How does this decision impact future litigation in the context of information gathered in the defense of a claim against an individual? As K. Paige Backman of Aird and Berlis writes, a decision that PIPEDA would apply to litigation would invoke a number of regulations and rules governing consent, access and disclosure that may be nonsensical considering the specialized rules that have evolved for consent, access and disclosure in the course of litigation (that blog post can be found here).
Another issue raised by Backman is whether the Federal Court would have made the same ruling if the information that was the focus of this case was collected by a plaintiff who was initiating litigation. As Backman writes, “Would the FCC afford the same protection to someone who chooses to bring an action and then engages a private investigator to snoop around in the defendant's life?” Perhaps that invasion of privacy may require limitations.

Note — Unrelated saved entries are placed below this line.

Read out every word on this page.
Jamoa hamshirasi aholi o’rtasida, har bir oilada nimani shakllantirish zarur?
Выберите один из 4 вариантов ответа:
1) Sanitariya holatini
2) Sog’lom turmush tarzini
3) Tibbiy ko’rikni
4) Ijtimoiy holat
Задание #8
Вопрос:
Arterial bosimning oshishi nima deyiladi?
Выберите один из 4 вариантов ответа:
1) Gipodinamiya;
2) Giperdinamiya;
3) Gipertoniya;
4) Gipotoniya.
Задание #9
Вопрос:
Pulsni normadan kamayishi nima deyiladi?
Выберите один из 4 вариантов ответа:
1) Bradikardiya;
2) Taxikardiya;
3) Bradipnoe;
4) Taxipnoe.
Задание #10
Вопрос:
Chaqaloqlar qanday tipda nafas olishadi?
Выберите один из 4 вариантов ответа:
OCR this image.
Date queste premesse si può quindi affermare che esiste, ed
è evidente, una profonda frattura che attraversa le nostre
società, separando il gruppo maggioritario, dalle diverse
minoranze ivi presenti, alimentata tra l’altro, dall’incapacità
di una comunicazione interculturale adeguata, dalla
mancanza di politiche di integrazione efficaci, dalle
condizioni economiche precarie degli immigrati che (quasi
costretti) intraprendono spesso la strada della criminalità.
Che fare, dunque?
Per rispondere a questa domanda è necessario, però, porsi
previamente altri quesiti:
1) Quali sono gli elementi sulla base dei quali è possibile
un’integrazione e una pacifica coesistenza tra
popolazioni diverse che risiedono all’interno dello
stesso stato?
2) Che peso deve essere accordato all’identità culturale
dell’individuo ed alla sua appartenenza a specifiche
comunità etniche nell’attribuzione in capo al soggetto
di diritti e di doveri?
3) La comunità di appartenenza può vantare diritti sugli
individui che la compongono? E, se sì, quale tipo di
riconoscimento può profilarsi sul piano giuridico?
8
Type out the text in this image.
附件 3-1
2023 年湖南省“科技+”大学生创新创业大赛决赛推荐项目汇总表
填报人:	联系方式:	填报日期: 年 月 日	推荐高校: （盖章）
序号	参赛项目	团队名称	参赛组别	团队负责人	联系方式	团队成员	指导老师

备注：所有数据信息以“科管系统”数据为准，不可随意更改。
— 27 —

It is also be useful to review the facts of the case when considering the implications of the decision. Insurance companies must be able to investigate allegations of damage, otherwise damages claimed in the course of litigation may be overly large. However, the examination of damages that may occur during an investigation can be invasive. Therefore, while this decision does not find the investigation to be regulated by PIPEDA, some steps should be taken to regulate a third party’s behavior in covertly investigating an individual for litigation’s sake. As Monika M.L. Zauhar states in her blog (found here), insurance companies can take steps to minimize any invasion of privacy complaints filed during investigations. These steps may include examining the nature of the allegations and required surveillance evidence to provide an adequate defence, or ensuring information gathered is relevant to the merits of the claim. Steps such as these may serve to assure individuals that their personal information, even when relating to litigation, is handled in an appropriate way.
A decision that PIPEDA would apply to the collection of evidence by an insurer acting for one of its insured in the defence of a third party tort action would strike a balance that would potentially complicate the interaction of lawyer, client and adversary in litigation. As Mainville J. writes, “…PIPEDA is a compromise between competing interests, and its provisions must be interpreted and applied with flexibility, common sense and pragmatism.”